Facebook: tonfo del titolo dopo lo scandalo Cambridge Analytica, coinvolte 50 milioni di persone
Rosso di oltre 5 punti percentuali, o se preferite 30 miliardi di capitalizzazione, per il titolo Facebook a seguito dello scoppio dello scandalo Cambridge Analytica. Con un post sul blog ufficiale del colosso di Menlo Park, il vice presidente Paul Grewal ha annunciato di aver sospeso gli account di Strategic Communication Laboratories e della sua divisione che si occupa di analisi politiche, Cambridge Analytica, a causa della violazione della policy in tema di trattamento dei dati personali.
Stando alla ricostruzione fatta da FB, Cambridge Analytica nel 2015 ha ottenuto i dati di migliaia di utenti tramite un’applicazione chiamata “thisisyourdigitallife”. I circa 270 mila utenti che hanno effettuato il download dell’applicazione, che si presentava come strumento per ricerche psicologiche (prometteva di indovinare alcuni aspetti della personalità degli utenti), hanno consentito l’accesso ai propri dati da parte dell’app ideata da Aleksandr Kogan. La possibilità concessa all’app di conoscere anche le informazioni sugli amici, ha permesso, secondo la ricostruzione del Guardian, di ottenne informazioni su 50 milioni di persone.
La violazione è avvenuta quando Kogan ha deciso di condividere queste informazioni con Cambridge Analytica (è vietato condividere informazioni personali sugli utenti con terze parti). “Nel 2015 siamo venuti a conoscenza che un professore di psicologia dell’Università di Cambridge, Aleksandr Kogan, ha violato le nostre Policies trasferendo dati acquisiti tramite un app che utilizzava il Facebook Login a SCL/Cambridge Analytica”.

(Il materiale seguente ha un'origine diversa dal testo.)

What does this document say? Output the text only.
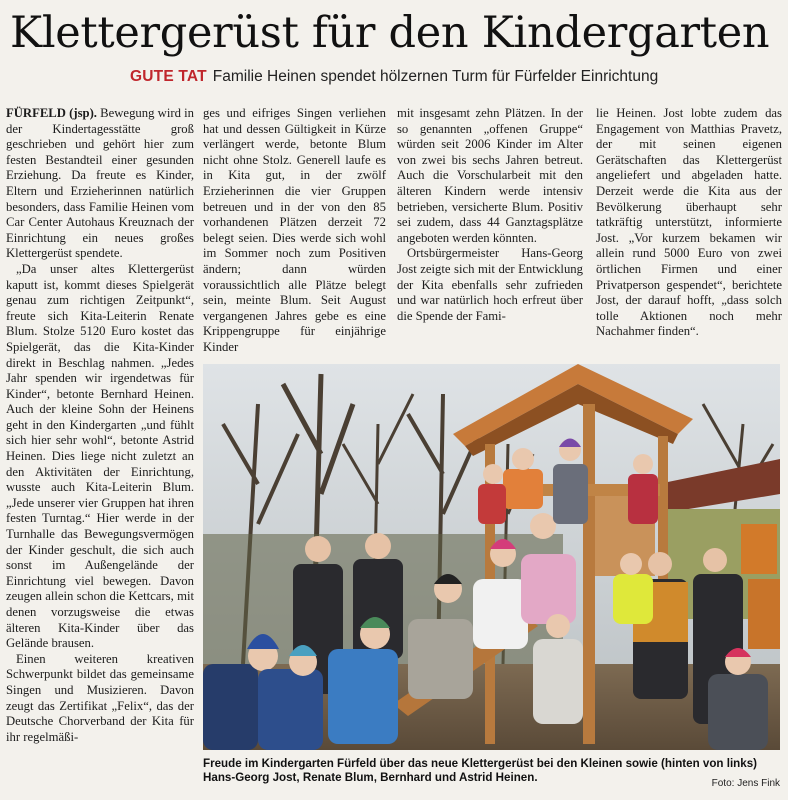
Klettergerüst für den Kindergarten
GUTE TAT Familie Heinen spendet hölzernen Turm für Fürfelder Einrichtung

FÜRFELD (jsp). Bewegung wird in der Kindertagesstätte groß geschrieben und gehört hier zum festen Bestandteil einer gesunden Erziehung. Da freute es Kinder, Eltern und Erzieherinnen natürlich besonders, dass Familie Heinen vom Car Center Autohaus Kreuznach der Einrichtung ein neues großes Klettergerüst spendete.

„Da unser altes Klettergerüst kaputt ist, kommt dieses Spielgerät genau zum richtigen Zeitpunkt“, freute sich Kita-Leiterin Renate Blum. Stolze 5120 Euro kostet das Spielgerät, das die Kita-Kinder direkt in Beschlag nahmen. „Jedes Jahr spenden wir irgendetwas für Kinder“, betonte Bernhard Heinen. Auch der kleine Sohn der Heinens geht in den Kindergarten „und fühlt sich hier sehr wohl“, betonte Astrid Heinen. Dies liege nicht zuletzt an den Aktivitäten der Einrichtung, wusste auch Kita-Leiterin Blum. „Jede unserer vier Gruppen hat ihren festen Turntag.“ Hier werde in der Turnhalle das Bewegungsvermögen der Kinder geschult, die sich auch sonst im Außengelände der Einrichtung viel bewegen. Davon zeugen allein schon die Kettcars, mit denen vorzugsweise die etwas älteren Kita-Kinder über das Gelände brausen.

Einen weiteren kreativen Schwerpunkt bildet das gemeinsame Singen und Musizieren. Davon zeugt das Zertifikat „Felix“, das der Deutsche Chorverband der Kita für ihr regelmäßi-

ges und eifriges Singen verliehen hat und dessen Gültigkeit in Kürze verlängert werde, betonte Blum nicht ohne Stolz. Generell laufe es in Kita gut, in der zwölf Erzieherinnen die vier Gruppen betreuen und in der von den 85 vorhandenen Plätzen derzeit 72 belegt seien. Dies werde sich wohl im Sommer noch zum Positiven ändern; dann würden voraussichtlich alle Plätze belegt sein, meinte Blum. Seit August vergangenen Jahres gebe es eine Krippengruppe für einjährige Kinder

mit insgesamt zehn Plätzen. In der so genannten „offenen Gruppe“ würden seit 2006 Kinder im Alter von zwei bis sechs Jahren betreut. Auch die Vorschularbeit mit den älteren Kindern werde intensiv betrieben, versicherte Blum. Positiv sei zudem, dass 44 Ganztagsplätze angeboten werden könnten.

Ortsbürgermeister Hans-Georg Jost zeigte sich mit der Entwicklung der Kita ebenfalls sehr zufrieden und war natürlich hoch erfreut über die Spende der Fami-

lie Heinen. Jost lobte zudem das Engagement von Matthias Pravetz, der mit seinen eigenen Gerätschaften das Klettergerüst angeliefert und abgeladen hatte. Derzeit werde die Kita aus der Bevölkerung überhaupt sehr tatkräftig unterstützt, informierte Jost. „Vor kurzem bekamen wir allein rund 5000 Euro von zwei örtlichen Firmen und einer Privatperson gespendet“, berichtete Jost, der darauf hofft, „dass solch tolle Aktionen noch mehr Nachahmer finden“.

Freude im Kindergarten Fürfeld über das neue Klettergerüst bei den Kleinen sowie (hinten von links) Hans-Georg Jost, Renate Blum, Bernhard und Astrid Heinen.	Foto: Jens Fink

“Fondamentalmente, non c’è molta differenza tra convincere una persona a votare un partito o a persuaderlo a cambiare marca di dentifricio”, ha detto in una recente intervista il Vice presidente della web agency londinese, Richard Robinson. Cambridge Analytica è la società che si è occupata di parte dell’ultima campagna elettorale di Trump e il suo fondatore, Robert Mercer, è da sempre sostenitore dell’attuale inquilino della Casa Bianca (nel board della società sedeva anche un certo Stephen Bannon).